By Paul Gardner
A brief cameo from a recent English Premier League telecast -- one of those quick cutaways to the fans. Suddenly we see the selected fan -- it's a woman, nothing unusual about that, the TV directors seem quite determined to stress the attractiveness of the EPL's female fans. But maybe there is something slightly different here -- this is not a young lady -- more in the mature range, I’d say, a rather posh lady, dressed up to the nines, with a look of bored upper-class superiority as she pats her hair into place. She is looking to her right, the camera widens, we see an empty seat, then, in the seat beyond that, a young boy fidgeting with a toy or a gadget.
The woman -- the mother? -- speaks to the boy, who pouts and then turns to the empty seat -- which is not empty, I lied about that -- it contains two bulging shopping bags. The boy pulls one of them petulantly toward him, and opens it up ... and that was it, sudden end of the TV cutaway.
All the while, the game was proceeding, but neither the boy nor his mother cast a glance toward the field. These were fans? Supposedly so, yes. It’s difficult to describe them -- or it least it was until last week when we heard from Luis Fernandes, Brazil’s deputy sports minister.
Fernandes was lamenting the possibility that one of the legacies of next year’s World Cup would be a plethora of new or upgraded all-seater stadiums, gentrified to attract more affluent fans. Up would go the admission prices, with the result that the traditional mass of fans would not be able to afford to attend games.
Such a shift, says Fernandes, would change the atmosphere in Brazilian stadiums “from one where what predominates is the so-called D and E class, to one where there will be a heavy predominance of what they call class A and B spectators, who will not only buy the tickets but will also consume in the stadium.”
So the lady who did her shopping in the morning before attending the game -- is a Class A fan. So, too, is her son, this pampered boy so much more intrigued by his toy than the game. Or probably Class B -- with the Class A fans cozily ensconced in their luxury boxes.
Those who will be priced out are tagged as D and E fans, the low-grade numbers clearly indicating their unsuitability. So be it. We have seen this change in Europe -- in England in particular, which, after a period of over 50 years in which no new stadiums were built, has seen an explosion of stadium construction since the start of the Premier League era in 1992. And that has very definitely meant massively increased admission prices. But has it also meant what Fernandes fears might happen in Brazil -- the disappearance of the masses of traditional D & E fans, and a subsequent lack of atmosphere at the games?

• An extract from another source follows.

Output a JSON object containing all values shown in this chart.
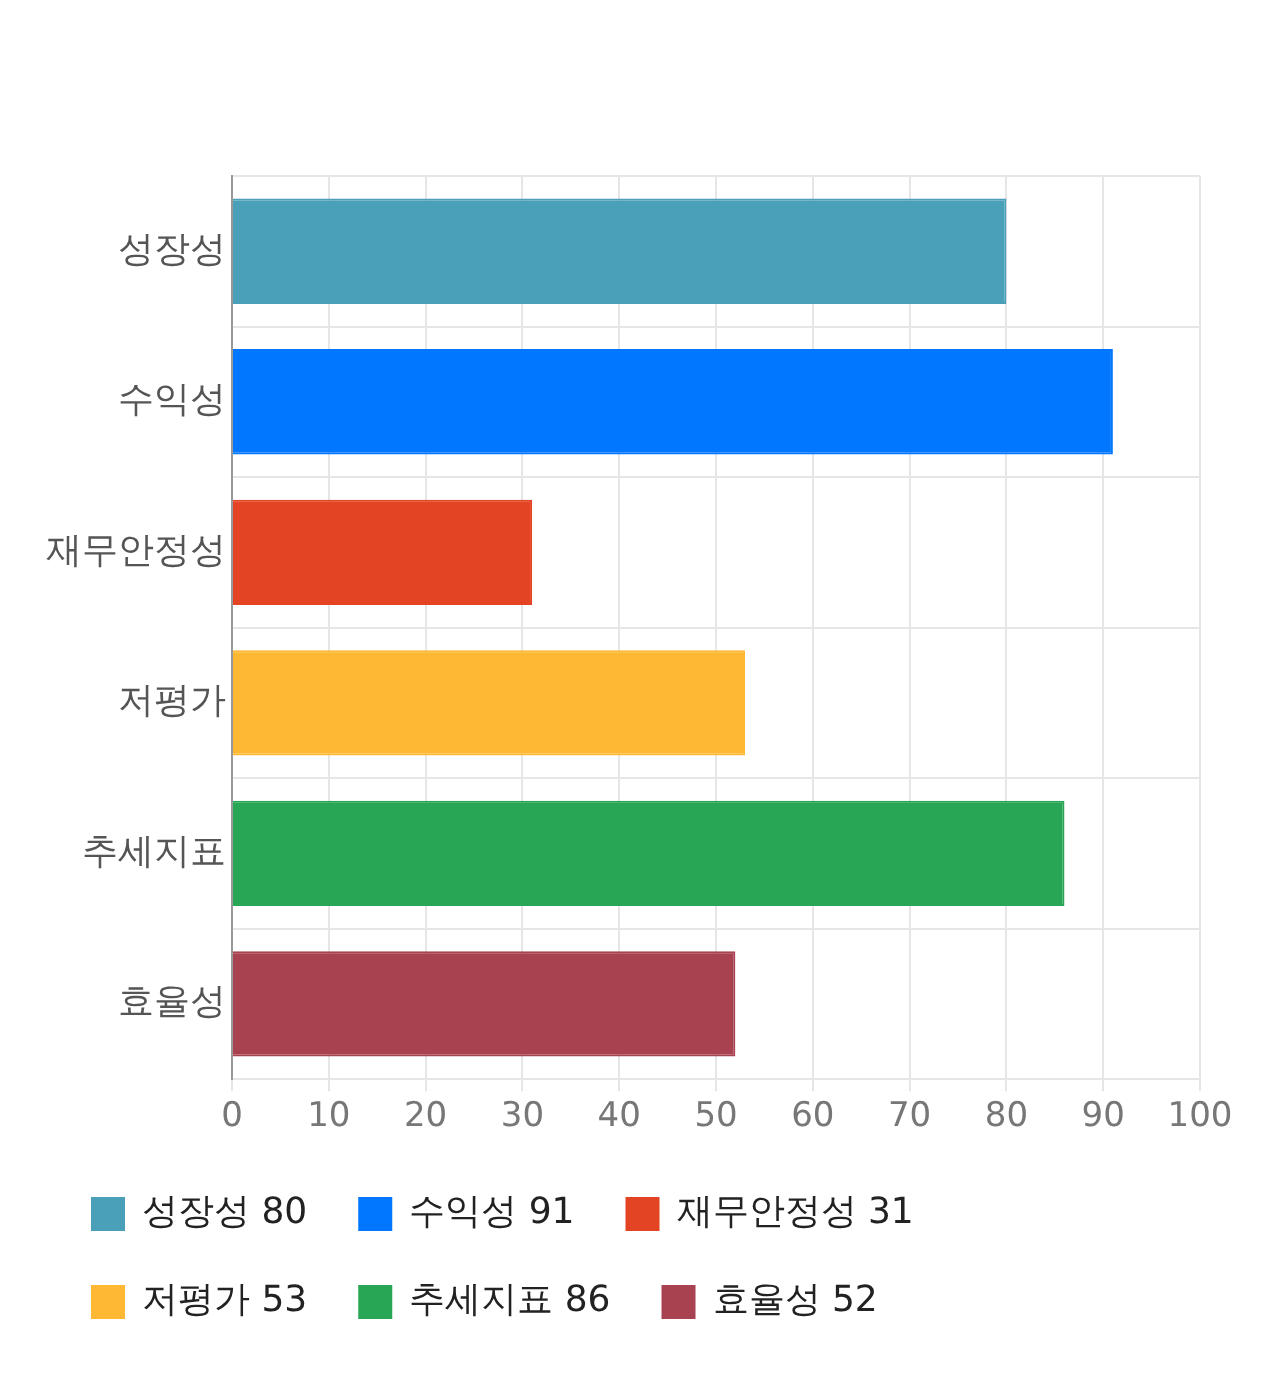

Yes and no. Because it is not just soccer crowds that have changed. English society has changed, the so-called “working class” -- the very class from which the pro game sprang in England -- hardly exists any more. England is a wealthier country, and the wealth is more evenly spread. The fans now come mainly from the vastly expanded middle class.
They have money, and they seem happy to spend it on high-priced tickets and over-priced team shirts. Who can say whether this means a new class of devoted fans, or whether these people are simply amusing themselves with a new fashion, to be abandoned as soon as something more trendy shows up?
For the moment, soccer’s star is very much in the ascendancy -- it is now frequently referred to as a multi-billion dollar global business. Just a week ago we were informed that Real Madrid has moved ahead of Manchester United and is now the world’s richest soccer club. I have no idea what that means in any practical sense, but I suppose it’s a good thing to be top of this financial league standings.
The crowds at Spanish games look to be predominantly Class B fans. So Real Madrid is doing fine from monied fans, while Spain itself suffers from a severe financial crisis. And somehow, despite the whittling away of those unwanted D and E fans in England, hooliganism -- always associated with the lower-income fans -- has recently made an unwelcome reappearance on the English scene.
Puzzling anomalies that can be safely left to the sociologists to explain. Possibly correctly. But there is one area that seems to me almost bound to have an adverse effect on the future of the game -- and I don’t think we need sociologists to work this one out for us.
Not so much that Class B lady and her shopping bags, but her Class B son, the boy with the Little Lord Fauntleroy look. In the past in England, there were always substantial numbers of young boys at soccer games. Class E boys, for sure. They came on their own, they got in at a cut-rate price -- sometimes through a special “Boys” turnstile. And of course, in their thousands they grew up to be adult fans, some to be pro players.
It always seemed important that the boys be there because they were seen as a club’s future. They have gone now. These days, in the TV cutaways of English games, it is rare to see young teenage boys. Is it possible that Little Lord Fauntleroy, who attends with his mother and fiddles with his toys while the game goes on -- is it possible that he and his ilk now embody the future? Maybe it is. But it will be a future to reflect the transition of soccer from a sporting pastime to a commercial activity. One in which the stadiums consist of nothing but luxury boxes and their Class A denizens, and the main achievement will not be winning the European Champions League, but rather finishing on top of the Forbes Magazine richest-club contest.